Challenges of Combination Therapy

To date, antibiotic combination therapy is rather a last resort for severe infections than a standard therapy option. It is normally only employed for infections with multiresistant bacteria that cannot be treated with monotherapy, for latent infections like tuberculosis, or for antibiotics that have a high risk of encountering resistance when applied alone, such as trimethoprim–sulfonamide or β-lactam−β-lactamase combinations. Just as multitarget antibiotics are more effective than single-target antibiotics,[267] combination therapy is superior over monotherapy in terms of patient outcomes, at least when it comes to infections with multiresistant pathogens.[268] The current developments on antibiotic adjuvants have shown great promise for new combination strategies being added to our clinically available repertoire soon. However, combination therapies also face challenges.
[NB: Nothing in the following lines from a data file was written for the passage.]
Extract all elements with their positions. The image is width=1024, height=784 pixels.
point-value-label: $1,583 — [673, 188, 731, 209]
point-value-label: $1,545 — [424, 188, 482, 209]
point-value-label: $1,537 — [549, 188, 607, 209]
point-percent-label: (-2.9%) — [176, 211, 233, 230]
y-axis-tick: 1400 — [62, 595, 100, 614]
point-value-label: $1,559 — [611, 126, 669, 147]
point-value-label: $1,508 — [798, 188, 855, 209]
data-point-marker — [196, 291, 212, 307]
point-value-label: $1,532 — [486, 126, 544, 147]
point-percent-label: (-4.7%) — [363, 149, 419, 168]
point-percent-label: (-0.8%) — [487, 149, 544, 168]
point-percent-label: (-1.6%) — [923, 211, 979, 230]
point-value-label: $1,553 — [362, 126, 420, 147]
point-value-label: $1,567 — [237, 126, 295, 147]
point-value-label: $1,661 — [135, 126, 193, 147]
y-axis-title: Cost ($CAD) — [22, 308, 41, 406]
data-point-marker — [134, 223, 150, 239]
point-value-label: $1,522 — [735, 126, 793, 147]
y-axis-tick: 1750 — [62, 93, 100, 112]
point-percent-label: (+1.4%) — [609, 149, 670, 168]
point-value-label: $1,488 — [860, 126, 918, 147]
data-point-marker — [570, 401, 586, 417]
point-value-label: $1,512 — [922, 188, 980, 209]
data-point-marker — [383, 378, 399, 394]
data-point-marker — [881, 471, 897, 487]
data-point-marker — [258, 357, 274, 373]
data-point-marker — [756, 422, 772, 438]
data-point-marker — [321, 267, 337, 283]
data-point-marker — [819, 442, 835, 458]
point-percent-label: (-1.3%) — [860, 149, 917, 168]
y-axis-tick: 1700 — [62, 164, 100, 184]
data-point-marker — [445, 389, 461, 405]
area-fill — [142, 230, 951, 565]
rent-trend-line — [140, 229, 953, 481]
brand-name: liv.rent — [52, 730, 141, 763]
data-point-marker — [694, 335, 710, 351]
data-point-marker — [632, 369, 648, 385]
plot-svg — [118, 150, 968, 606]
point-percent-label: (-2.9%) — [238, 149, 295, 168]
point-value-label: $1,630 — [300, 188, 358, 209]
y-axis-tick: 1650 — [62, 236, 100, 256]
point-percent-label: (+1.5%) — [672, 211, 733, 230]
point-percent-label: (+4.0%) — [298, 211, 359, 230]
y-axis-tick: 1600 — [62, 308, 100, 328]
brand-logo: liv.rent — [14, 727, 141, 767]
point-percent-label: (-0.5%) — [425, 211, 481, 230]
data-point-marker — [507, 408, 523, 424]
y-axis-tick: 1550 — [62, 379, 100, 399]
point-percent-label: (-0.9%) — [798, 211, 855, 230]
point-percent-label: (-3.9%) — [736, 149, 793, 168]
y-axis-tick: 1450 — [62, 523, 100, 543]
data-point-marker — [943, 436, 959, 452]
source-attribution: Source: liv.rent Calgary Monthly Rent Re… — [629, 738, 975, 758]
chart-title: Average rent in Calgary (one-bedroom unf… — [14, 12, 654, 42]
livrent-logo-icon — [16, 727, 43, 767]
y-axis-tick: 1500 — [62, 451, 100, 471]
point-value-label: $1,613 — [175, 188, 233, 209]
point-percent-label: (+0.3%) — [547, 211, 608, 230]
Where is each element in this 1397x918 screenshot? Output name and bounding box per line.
One important limitation is the development of clinically useful formulations and treatment regimes. Finding the right dosing, treatment intervals, and total treatment duration can already be challenging for single drugs and gets much more complicated with each additional drug added to the regime, since each individual drug has its own pharmacodynamic and -kinetic properties and its own side effects. Matching these to elicit the desired outcome in patients can be a serious challenge.[267,269] A solution for this limitation could be antibiotic hybrids as discussed in Designer Dual-Target Compounds. However, hybrid molecules may encounter other challenges like solubility and uptake.[125]
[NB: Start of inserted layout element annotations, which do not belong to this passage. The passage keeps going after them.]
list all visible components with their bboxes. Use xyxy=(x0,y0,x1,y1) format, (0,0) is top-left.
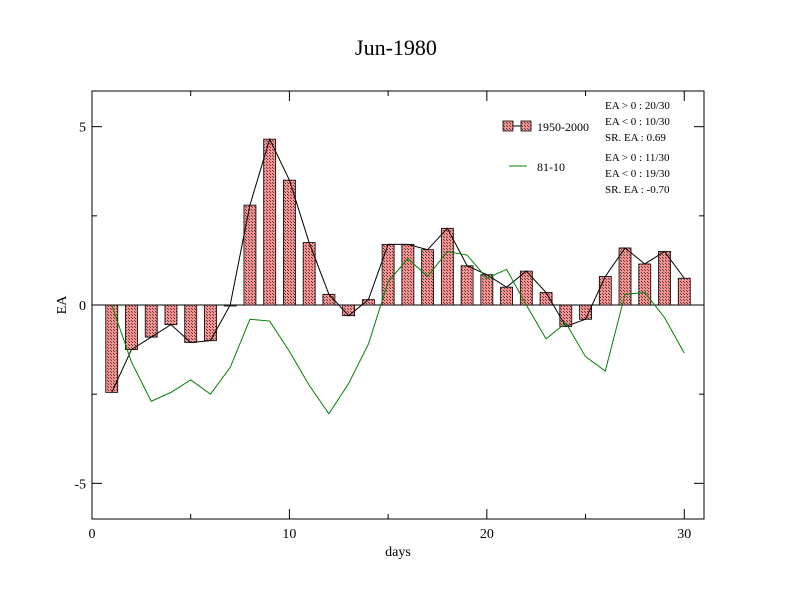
bar xyxy=(460,265,474,306)
chart-title: Jun-1980 xyxy=(355,35,437,60)
legend-swatch-1950-2000-left xyxy=(502,120,514,132)
bar xyxy=(618,247,632,306)
bar xyxy=(144,304,158,338)
y-tick-label: 0 xyxy=(79,299,86,314)
y-tick-label: -5 xyxy=(74,477,86,492)
bar xyxy=(184,304,198,343)
bar xyxy=(401,243,415,306)
bar xyxy=(677,277,691,306)
legend: 1950-2000 81-10 xyxy=(502,120,589,174)
stat-line: EA > 0 : 20/30 xyxy=(605,100,670,112)
x-tick-label: 0 xyxy=(89,527,96,542)
legend-swatch-1950-2000-right xyxy=(520,120,532,132)
bar xyxy=(125,304,138,350)
bar xyxy=(164,304,178,326)
y-axis-label: EA xyxy=(55,295,70,315)
bar xyxy=(302,242,316,306)
bar xyxy=(598,276,612,306)
stats-block-81-10: EA > 0 : 11/30 EA < 0 : 19/30 SR. EA : -… xyxy=(605,152,670,196)
line-series xyxy=(111,137,685,415)
bar xyxy=(638,263,652,306)
bar xyxy=(243,204,257,306)
bar xyxy=(500,286,513,306)
bar xyxy=(579,304,592,320)
x-axis-label: days xyxy=(385,545,411,560)
x-tick-label: 10 xyxy=(282,527,296,542)
stat-line: SR. EA : 0.69 xyxy=(605,132,666,144)
y-tick-label: 5 xyxy=(79,121,86,136)
bar-series xyxy=(105,138,691,393)
stat-line: EA < 0 : 10/30 xyxy=(605,116,670,128)
bar xyxy=(440,227,454,306)
legend-label-1950-2000: 1950-2000 xyxy=(537,120,589,134)
stat-line: EA > 0 : 11/30 xyxy=(605,152,670,164)
x-tick-label: 30 xyxy=(677,527,691,542)
bar xyxy=(658,251,671,306)
bar xyxy=(322,293,336,306)
stats-block-1950-2000: EA > 0 : 20/30 EA < 0 : 10/30 SR. EA : 0… xyxy=(605,100,670,144)
bar xyxy=(480,274,494,306)
bar xyxy=(421,249,435,306)
bar xyxy=(361,299,375,306)
stat-line: EA < 0 : 19/30 xyxy=(605,168,670,180)
bar xyxy=(283,179,296,306)
axis-ticks: 0 10 20 30 -5 0 5 xyxy=(74,91,704,542)
x-tick-label: 20 xyxy=(480,527,494,542)
legend-label-81-10: 81-10 xyxy=(537,160,565,174)
bar xyxy=(342,304,356,317)
line-1950-2000 xyxy=(111,137,685,393)
line-81-10 xyxy=(111,250,685,415)
bar xyxy=(263,138,277,306)
stat-line: SR. EA : -0.70 xyxy=(605,184,670,196)
bar xyxy=(204,304,217,342)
Another risk of combination therapy is antimicrobial resistance. While many empirical studies have found that drug combinations suppress resistance,[198,269−276] other studies have warned that under certain conditions antibiotic combinations might even promote faster resistance development. This is a particular concern for synergistic drug combinations. While they allow one to lower the dose and thus reduce side effects,[277,278] they come with an inherent risk of treatment failure through resistance: If resistance to one drug occurs, synergistic effects are lost, resulting in the low-dose exposure to a single antibiotic.[279−283] Even with nonsynergistic antibiotic combinations, the risk for increased resistance development is evident. A recent study found that the development of tolerance, i.e., the ability of bacteria to survive longer under antibiotic exposure without changing the antibiotic’s minimal inhibitory concentration, to one drug may promote the transmission of resistance to the second drug.[284] These unwanted effects of combination treatments seem to be due to the prolonged survival of bacteria and their exposure to sublethal antibiotic concentrations. Therefore, the concept of “hitting them fast and hard”, which has been proposed to be a key to successful antibiotic treatment, should be paid particular attention in combination regimes, even if lowering drug doses can be tempting to reduce adverse effects.[6,276]

Conclusion

Many fascinating approaches have been and are currently being developed to target multiple molecules in bacterial cells. From antibiotics that have multiple downstream effects, true multitargeting compounds, and dual-activity hybrid molecules to combination approaches with antibiotic adjuvants, all of these strategies have shown a certain promise and give hope for one to see light at the end of the tunnel of antibiotic development. Recent research gives the concept of polypharmacology another dimension by designing antibiotic adjuvants that possess multiple mechanisms themselves, such as outer membrane permeabilization and efflux pump inhibition, which synergistically increase the intracellular antibiotic concentration.[197] While more research is needed to truly understand the complex mechanisms underlying some of these multiple activities, they have already taught us one important thing, namely, that we should not shy away from complex mechanisms and multiple targets but try to exploit their full potential for future drug development.